The ‘Vaud Tax Monitor’ is a joint publication by KPMG and the Chamber of Commerce and Industry of Vaud (Chambre vaudoise du commerce et de l’industrie; CVCI) which examines the tax attractiveness of the canton of Vaud for both legal entities and individuals. Corporate taxes in this canton are currently among the highest in Switzerland. On 20 March this year, however, Vaud’s electorate overwhelmingly voted in favor of its CTR III, substantially cutting the canton’s profit tax rate. By reducing this to 13.79% from 2019, the canton of Vaud will have the opportunity to provide favorable long-term conditions that will benefit its future development and maintain its attractiveness. A further reduction of tax rates for individuals to consolidate this position would be welcome.
In terms of the implementation of CTR III at cantonal level, it is Vaud that has made the most progress in the legislative process. In March of this year, for instance, the canton’s electorate took a major step forward and overwhelmingly approved the draft CTR III with an 87.12% majority. With the introduction of a single tax rate of 13.79% that would apply to all companies from 2019, Vaud has set the benchmark for many cantons.
Mixed companies provided around 25,000 jobs in 2011, both directly and indirectly, or around 8.7% of all jobs available in the canton of Vaud. Accordingly, multinational corporations are extremely important for the canton in terms of their impact on the economy. They lay the foundation that safeguards both the development and the very existence of a large number of Vaud’s SMEs. All in all, the added value these companies create to the benefit of Vaud’s economy comes to around CHF 5 billion.
While enterprises with privileged tax status currently account for just 7% of all companies, they contribute around half of direct federal tax revenue. Accordingly, the success of the corporate tax reform is essential. CTR III is a vital reform to ensure Vaud’s economic sustainability and employment whilst maintaining its competitiveness at international level.

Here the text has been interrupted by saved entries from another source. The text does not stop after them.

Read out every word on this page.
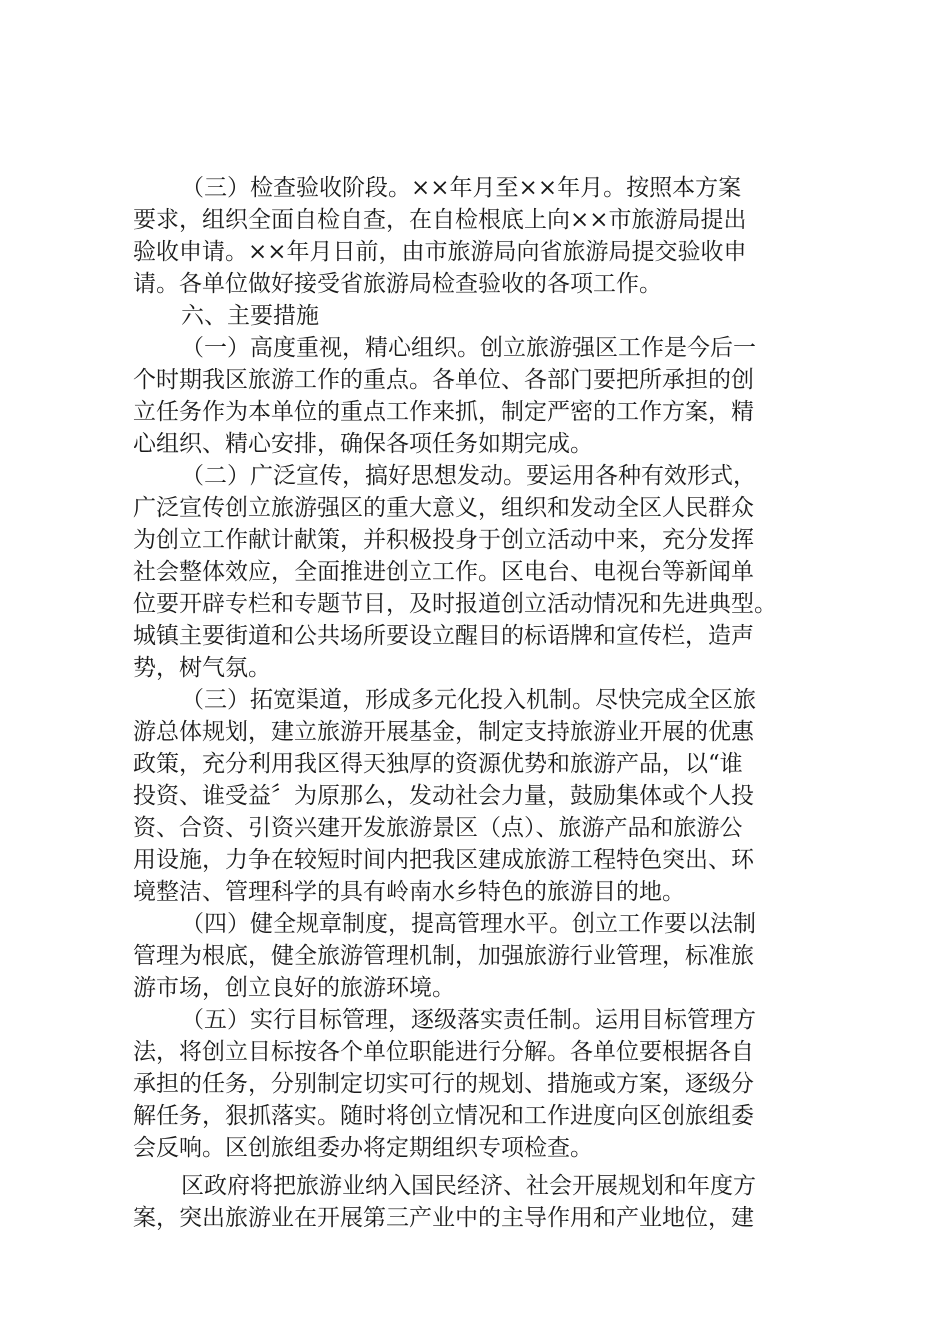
（三）检查验收阶段。××年月至××年月。按照本方案
要求，组织全面自检自查，在自检根底上向××市旅游局提出
验收申请。××年月日前，由市旅游局向省旅游局提交验收申
请。各单位做好接受省旅游局检查验收的各项工作。
六、主要措施
（一）高度重视，精心组织。创立旅游强区工作是今后一
个时期我区旅游工作的重点。各单位、各部门要把所承担的创
立任务作为本单位的重点工作来抓，制定严密的工作方案，精
心组织、精心安排，确保各项任务如期完成。
（二）广泛宣传，搞好思想发动。要运用各种有效形式，
广泛宣传创立旅游强区的重大意义，组织和发动全区人民群众
为创立工作献计献策，并积极投身于创立活动中来，充分发挥
社会整体效应，全面推进创立工作。区电台、电视台等新闻单
位要开辟专栏和专题节目，及时报道创立活动情况和先进典型。
城镇主要街道和公共场所要设立醒目的标语牌和宣传栏，造声
势，树气氛。
（三）拓宽渠道，形成多元化投入机制。尽快完成全区旅
游总体规划，建立旅游开展基金，制定支持旅游业开展的优惠
政策，充分利用我区得天独厚的资源优势和旅游产品，以“谁
投资、谁受益〞为原那么，发动社会力量，鼓励集体或个人投
资、合资、引资兴建开发旅游景区（点）、旅游产品和旅游公
用设施，力争在较短时间内把我区建成旅游工程特色突出、环
境整洁、管理科学的具有岭南水乡特色的旅游目的地。
（四）健全规章制度，提高管理水平。创立工作要以法制
管理为根底，健全旅游管理机制，加强旅游行业管理，标准旅
游市场，创立良好的旅游环境。
（五）实行目标管理，逐级落实责任制。运用目标管理方
法，将创立目标按各个单位职能进行分解。各单位要根据各自
承担的任务，分别制定切实可行的规划、措施或方案，逐级分
解任务，狠抓落实。随时将创立情况和工作进度向区创旅组委
会反响。区创旅组委办将定期组织专项检查。
区政府将把旅游业纳入国民经济、社会开展规划和年度方
案，突出旅游业在开展第三产业中的主导作用和产业地位，建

The ‘Vaud Tax Monitor’ is a systematic, intercantonal comparison of the tax competitiveness of the canton of Vaud, particularly with regard to neighboring cantons. It analyzes the canton’s attractiveness in terms of corporate taxation and revenue structure. The ‘Vaud Tax Monitor’ is a joint publication of KPMG and the Chamber of Commerce and Industry of Vaud (Chambre vaudoise du commerce et de l’industrie; (CVCI).